Mexico City, which legalized abortion in 2007, and Oaxaca, which followed suit in 2019, are the only other states where women can legally end a pregnancy in cases not involving rape, a risk to their lives or fetal anomalies.
Passed amid rowdy opposition from PAN and PRI lawmakers, Hidalgo’s legislation stipulates that authorities must guarantee access to free abortion services for women in their first 12 weeks of pregnancy. The same access must be extended to women incarcerated in prisons in the state, whose capital, Pachuca, is just 90 kilometers northeast of Mexico City.
Women who end a pregnancy after 12 weeks can be fined and imprisoned for up to a year, according to the approved bill.
Pro-choice activists celebrated the results of yesterday’s vote, which came 1 1/2 years after the same Congress rejected a bill to legalize abortion in the first 12 weeks of pregnancy.
“One state more in favor of freedom and justice for women. The Marea Verde rises and we’re all very happy,” reproductive rights group GIRE said on Twitter.
The Marea Verde, or Green Tide, is a pro-choice movement that is active in many Latin American countries.
PAN and PRI lawmakers claimed that Morena, which controls the Hidalgo Congress, shut down debate and thus prevented them from presenting their arguments against legalization. They also asserted that the legislative process was plagued by other irregularities.
Morena is violating the law, we’re going to [take the matter to] court,” said PAN Deputy Asael Hernández Cerón.
Abortion is a highly contentious issue in Mexico, where the Catholic Church remains influential and many parts of the country retain traditional customs and beliefs. However, in recent years feminist groups have become more vocal and persistent in their fight for women across Mexico to have the right to access safe and legal abortions.

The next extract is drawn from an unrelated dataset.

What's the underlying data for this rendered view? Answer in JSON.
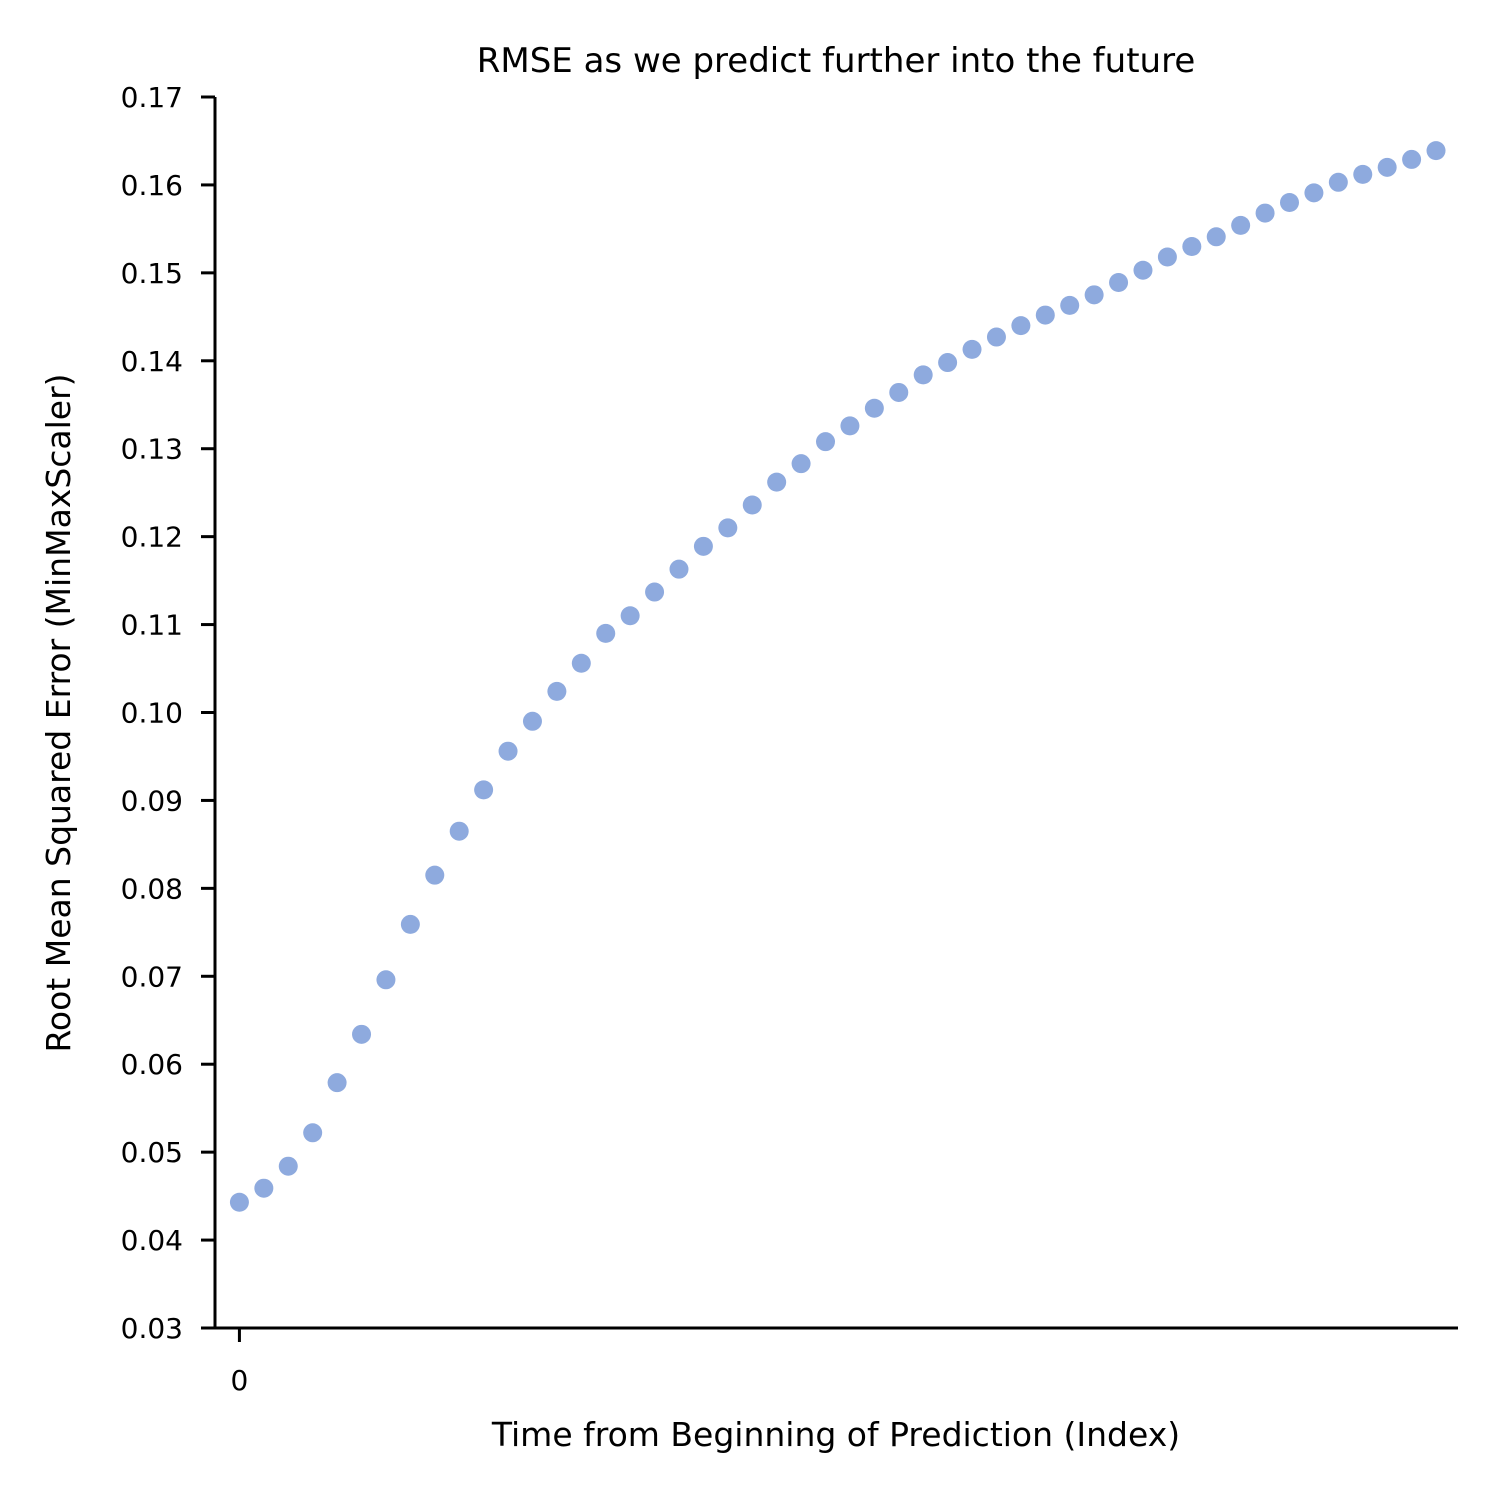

Abortion activists were hopeful that the Supreme Court (SCJN) would deliver a landmark ruling in 2020 that would pave the way for the decriminalization of abortion across Mexico. However, the court voted against upholding an injunction granted in Veracruz that ordered that state’s Congress to remove articles from the criminal code that stipulate that abortion in the first 12 weeks of pregnancy is illegal.
If the SCJN had upheld the injunction, the decision would have set a precedent that could have led to further court orders instructing state legislatures to legalize first-trimester abortion.